I know I went a bit heavy on The Byrds in this episode, so in addition to featuring their version of the song “Turn, Turn, Turn,” allow me to direct your attention to another version by Judy Collins and Pete Seeger, who composed the music. The lyrics are based on the Biblical book of Ecclesiastes, Chapter Three.
I was a bit hard on Ms. Collins and her contemporaries in my last show about the music of Texas when I unfairly compared her to Janis Joplin. As I said in that show, that’s like comparing a Kawasaki to a Harley-Davidson, or apples to hand grenades. It just ain’t fittin’!
I played part of “My Back Pages,” also written by Bob Dylan and made famous by The Byrds. Here are two versions to choose from: the original Byrds recording, remastered, with a fun video of scenes from the Woodstock Music Festival of 1969, including a rare inside shot of Ken Kesey’s magic bus.
But for something fun and different, check out this updated version of “My Back Pages” featuring Bob Dylan, Roger McGuinn, Tom Petty, Neil Young, Eric Clapton, and George Harrison, each of whom sings a verse. Those voices sound so familiar and comforting to me, like a favorite pair of slippers.
For you guitar nuts, notice that McGuinn is still playing the same blonde 12-string Rickenbacker he used in the ‘60s, and that gave The Byrds their signature jangly sound.
Did I play the theme song from the Brady Bunch? Yes, I did.
At the risk of tearing a rift in the space-time continuum, I shifted from the Bunch to DJ Premier x Snoop Dogg and their “Can U Dig That?” featuring Daz Dillinger.
I couldn’t get enough of the Dogg, so I also featured his “Gang Signs” featuring Mozzy. While there are plenty of half-naked women in this video, it was the restored old cars that sent a blast of smoke down past my wrinkly old gozzle. A 1972 Chevy Caprice? I want one, preferably a jacked-up lowrider with a leaping front end. I could be gansta.
Although I wasn’t a huge Beach Boys fan, they do a damn good job keeping their complex harmony tight and in tune in this live version of their song “Surfer Girl.” They mention the “Woody” car in the song. I also want one of those.

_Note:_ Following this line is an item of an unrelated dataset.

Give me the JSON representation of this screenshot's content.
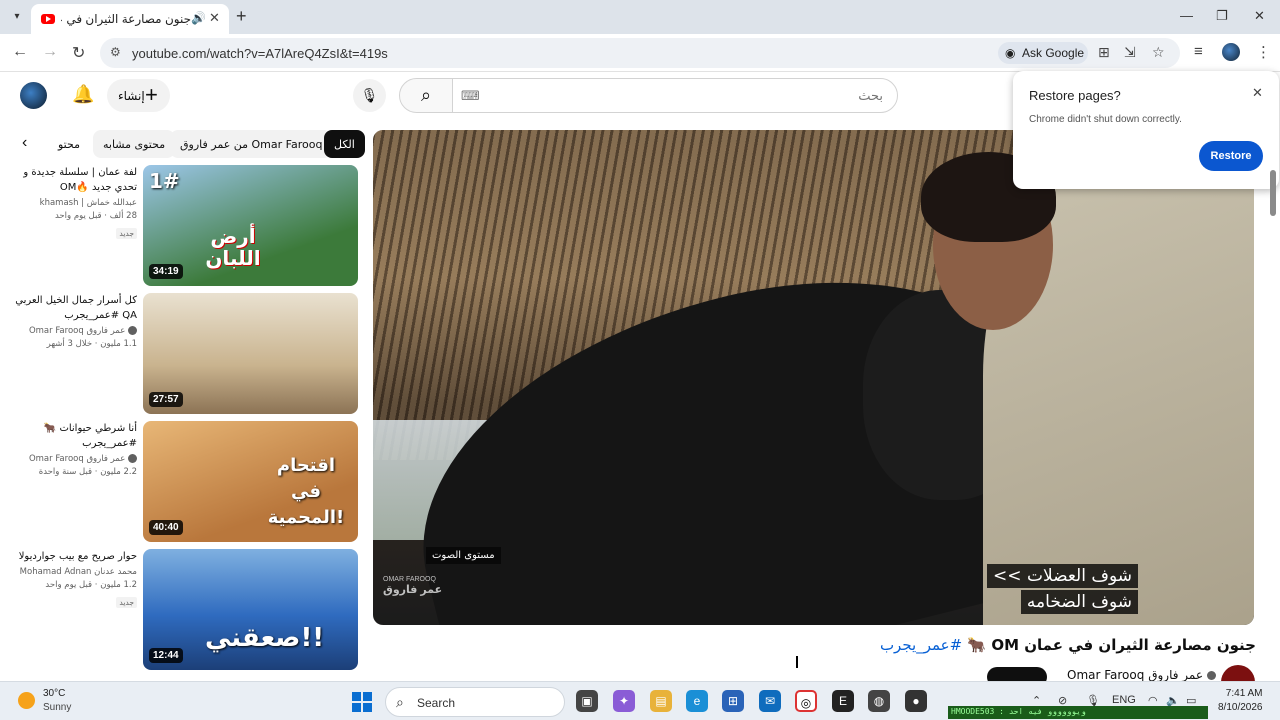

I close out the show with Jackson Browne’s “You Know the Night,” which was brought to my attention by new friend and listener Bill Boultbee, whom Fabi and I met in Thailand in March 2025.
Coming Up Next!
On next week’s show, we’ll move north to San Francisco along California’s picturesque Route 1 highway. I lived in Northern California for a spell in 2019 and wrote about that experience in my book “Blue Skyways.” Here’s an excerpt:
Can you dance, my friend?
Then travel inwardly and outwardly until you hear something, a distant and unfamiliar melody, sung in a foreign tongue around a strange fire. Break bread with those you find there, the “others.” Listen to their stories. Pay tribute to their gods and warriors. Honor their ancestors. Feel their hearts.
You can read, or listen to my reading of, the whole chapter from here, and below are a few photos I took not far from the cabin where I lived in Sebastopol.

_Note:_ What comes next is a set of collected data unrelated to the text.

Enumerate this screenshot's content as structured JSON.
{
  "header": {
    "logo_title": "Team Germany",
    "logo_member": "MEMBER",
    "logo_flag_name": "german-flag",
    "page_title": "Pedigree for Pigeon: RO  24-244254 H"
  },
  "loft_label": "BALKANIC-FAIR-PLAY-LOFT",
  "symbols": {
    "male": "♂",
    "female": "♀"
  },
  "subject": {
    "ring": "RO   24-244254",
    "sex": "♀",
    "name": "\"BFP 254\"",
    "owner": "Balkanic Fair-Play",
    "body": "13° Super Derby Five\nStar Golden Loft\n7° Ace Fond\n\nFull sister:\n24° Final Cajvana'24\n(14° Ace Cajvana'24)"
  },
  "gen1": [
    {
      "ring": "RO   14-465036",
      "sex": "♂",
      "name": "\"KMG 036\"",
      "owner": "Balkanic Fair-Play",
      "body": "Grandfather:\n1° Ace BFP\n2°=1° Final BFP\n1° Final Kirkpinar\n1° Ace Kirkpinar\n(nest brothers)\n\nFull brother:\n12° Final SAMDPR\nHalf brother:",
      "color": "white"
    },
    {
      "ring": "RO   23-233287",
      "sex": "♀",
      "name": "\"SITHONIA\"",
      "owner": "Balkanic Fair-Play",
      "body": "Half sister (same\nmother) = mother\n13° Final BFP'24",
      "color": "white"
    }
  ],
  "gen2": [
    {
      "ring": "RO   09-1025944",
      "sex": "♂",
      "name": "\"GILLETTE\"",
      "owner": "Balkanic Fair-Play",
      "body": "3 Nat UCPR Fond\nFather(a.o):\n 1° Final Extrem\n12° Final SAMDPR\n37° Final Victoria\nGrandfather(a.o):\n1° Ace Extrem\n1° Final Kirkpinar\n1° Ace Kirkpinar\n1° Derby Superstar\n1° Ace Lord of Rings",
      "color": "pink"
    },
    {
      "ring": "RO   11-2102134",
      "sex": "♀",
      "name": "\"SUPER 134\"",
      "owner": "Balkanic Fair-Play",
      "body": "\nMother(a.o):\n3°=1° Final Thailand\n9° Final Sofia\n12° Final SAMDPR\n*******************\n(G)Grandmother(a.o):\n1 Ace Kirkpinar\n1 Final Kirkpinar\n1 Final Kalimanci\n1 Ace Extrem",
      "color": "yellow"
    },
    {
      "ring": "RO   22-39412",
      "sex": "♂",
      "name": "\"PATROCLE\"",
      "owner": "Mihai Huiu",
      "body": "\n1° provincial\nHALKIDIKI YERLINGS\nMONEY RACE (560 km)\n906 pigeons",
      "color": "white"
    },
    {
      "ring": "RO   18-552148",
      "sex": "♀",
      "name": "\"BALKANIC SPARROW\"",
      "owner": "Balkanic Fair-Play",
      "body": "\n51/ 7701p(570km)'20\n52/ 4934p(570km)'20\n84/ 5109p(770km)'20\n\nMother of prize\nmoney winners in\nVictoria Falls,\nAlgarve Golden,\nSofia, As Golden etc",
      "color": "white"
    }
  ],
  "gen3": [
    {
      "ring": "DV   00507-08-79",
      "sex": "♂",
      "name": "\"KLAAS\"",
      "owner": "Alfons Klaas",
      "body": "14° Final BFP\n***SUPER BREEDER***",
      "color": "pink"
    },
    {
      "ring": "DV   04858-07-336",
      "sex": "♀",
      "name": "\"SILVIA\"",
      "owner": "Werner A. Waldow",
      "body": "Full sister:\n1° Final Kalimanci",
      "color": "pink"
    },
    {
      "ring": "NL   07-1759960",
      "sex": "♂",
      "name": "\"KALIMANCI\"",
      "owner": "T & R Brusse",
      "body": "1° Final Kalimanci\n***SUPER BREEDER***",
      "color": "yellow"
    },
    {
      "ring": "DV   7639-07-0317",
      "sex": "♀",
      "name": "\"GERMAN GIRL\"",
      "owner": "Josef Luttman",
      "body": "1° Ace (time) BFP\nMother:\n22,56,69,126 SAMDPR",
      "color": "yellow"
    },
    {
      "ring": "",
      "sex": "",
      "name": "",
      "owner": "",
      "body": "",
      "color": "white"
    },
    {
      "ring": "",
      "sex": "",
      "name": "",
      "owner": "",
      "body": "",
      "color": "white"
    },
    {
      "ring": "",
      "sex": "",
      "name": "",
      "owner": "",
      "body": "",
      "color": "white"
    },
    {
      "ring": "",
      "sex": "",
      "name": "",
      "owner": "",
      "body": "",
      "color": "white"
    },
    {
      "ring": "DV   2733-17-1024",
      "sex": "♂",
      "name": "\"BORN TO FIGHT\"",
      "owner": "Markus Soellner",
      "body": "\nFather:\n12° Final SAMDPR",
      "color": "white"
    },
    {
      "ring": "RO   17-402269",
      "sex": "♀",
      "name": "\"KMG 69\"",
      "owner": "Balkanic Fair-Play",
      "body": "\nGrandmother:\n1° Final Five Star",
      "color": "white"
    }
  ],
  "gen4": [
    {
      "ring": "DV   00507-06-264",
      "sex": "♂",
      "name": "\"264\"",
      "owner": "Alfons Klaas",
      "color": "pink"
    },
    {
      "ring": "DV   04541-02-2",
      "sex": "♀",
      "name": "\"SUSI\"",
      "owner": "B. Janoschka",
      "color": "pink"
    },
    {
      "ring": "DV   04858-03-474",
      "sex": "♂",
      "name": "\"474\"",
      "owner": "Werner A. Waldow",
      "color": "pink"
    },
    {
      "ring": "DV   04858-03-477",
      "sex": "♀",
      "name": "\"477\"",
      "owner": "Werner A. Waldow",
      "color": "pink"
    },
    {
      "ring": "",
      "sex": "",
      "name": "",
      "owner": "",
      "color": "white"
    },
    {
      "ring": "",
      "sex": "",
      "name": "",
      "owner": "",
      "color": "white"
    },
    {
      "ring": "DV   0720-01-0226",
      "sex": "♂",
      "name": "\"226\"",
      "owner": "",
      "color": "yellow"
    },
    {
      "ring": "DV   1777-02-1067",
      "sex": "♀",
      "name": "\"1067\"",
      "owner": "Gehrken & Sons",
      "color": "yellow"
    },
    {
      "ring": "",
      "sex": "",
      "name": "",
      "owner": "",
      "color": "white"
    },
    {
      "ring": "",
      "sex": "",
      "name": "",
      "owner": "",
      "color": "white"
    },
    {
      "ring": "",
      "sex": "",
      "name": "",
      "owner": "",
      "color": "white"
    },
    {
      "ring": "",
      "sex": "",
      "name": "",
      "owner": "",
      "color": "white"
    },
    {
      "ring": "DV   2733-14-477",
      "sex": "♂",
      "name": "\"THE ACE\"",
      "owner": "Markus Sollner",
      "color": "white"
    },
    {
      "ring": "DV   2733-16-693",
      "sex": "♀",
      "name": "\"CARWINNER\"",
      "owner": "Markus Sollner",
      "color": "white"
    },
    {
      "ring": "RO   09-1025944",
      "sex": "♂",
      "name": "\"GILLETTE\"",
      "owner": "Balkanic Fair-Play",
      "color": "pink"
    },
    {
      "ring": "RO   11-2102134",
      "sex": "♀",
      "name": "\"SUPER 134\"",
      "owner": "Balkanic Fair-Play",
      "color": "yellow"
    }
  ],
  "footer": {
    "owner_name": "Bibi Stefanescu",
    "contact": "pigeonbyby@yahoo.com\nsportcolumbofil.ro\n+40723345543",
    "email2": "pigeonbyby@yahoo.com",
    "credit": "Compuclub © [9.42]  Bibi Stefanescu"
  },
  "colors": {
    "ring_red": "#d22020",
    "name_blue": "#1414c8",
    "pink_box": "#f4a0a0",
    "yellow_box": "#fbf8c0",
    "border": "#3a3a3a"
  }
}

I also lived in Los Angeles in the mid-60s, and wrote about that experience in my book “Making the Second Half Man: How I Became the Ogre-King.”
That book is normally for paid subscribers only, but for a season, I freed up the California chapter, “Dead Man’s Curve,” in reference to a Jan & Dean song I liked then. Here’s an excerpt:
JFK’s death was the end of an era, the end of Camelot and the hope it imbued, the end of 1950s innocence and naiveté. Then dark clouds appeared on America’s horizon — a warning of things to come.
And they did come. First one assassination, then another, then another. It was a turning point for America, reminding me of that moment in the afternoon of a blistering summer day when the wind kicks up, just a bit, but enough to flip the maple leaves so you see their silver underbellies. The family dog starts to pace, and a whisper of coolness is in the stiffening breeze. Those are subtle changes, but enough for those paying attention to know — a storm is coming.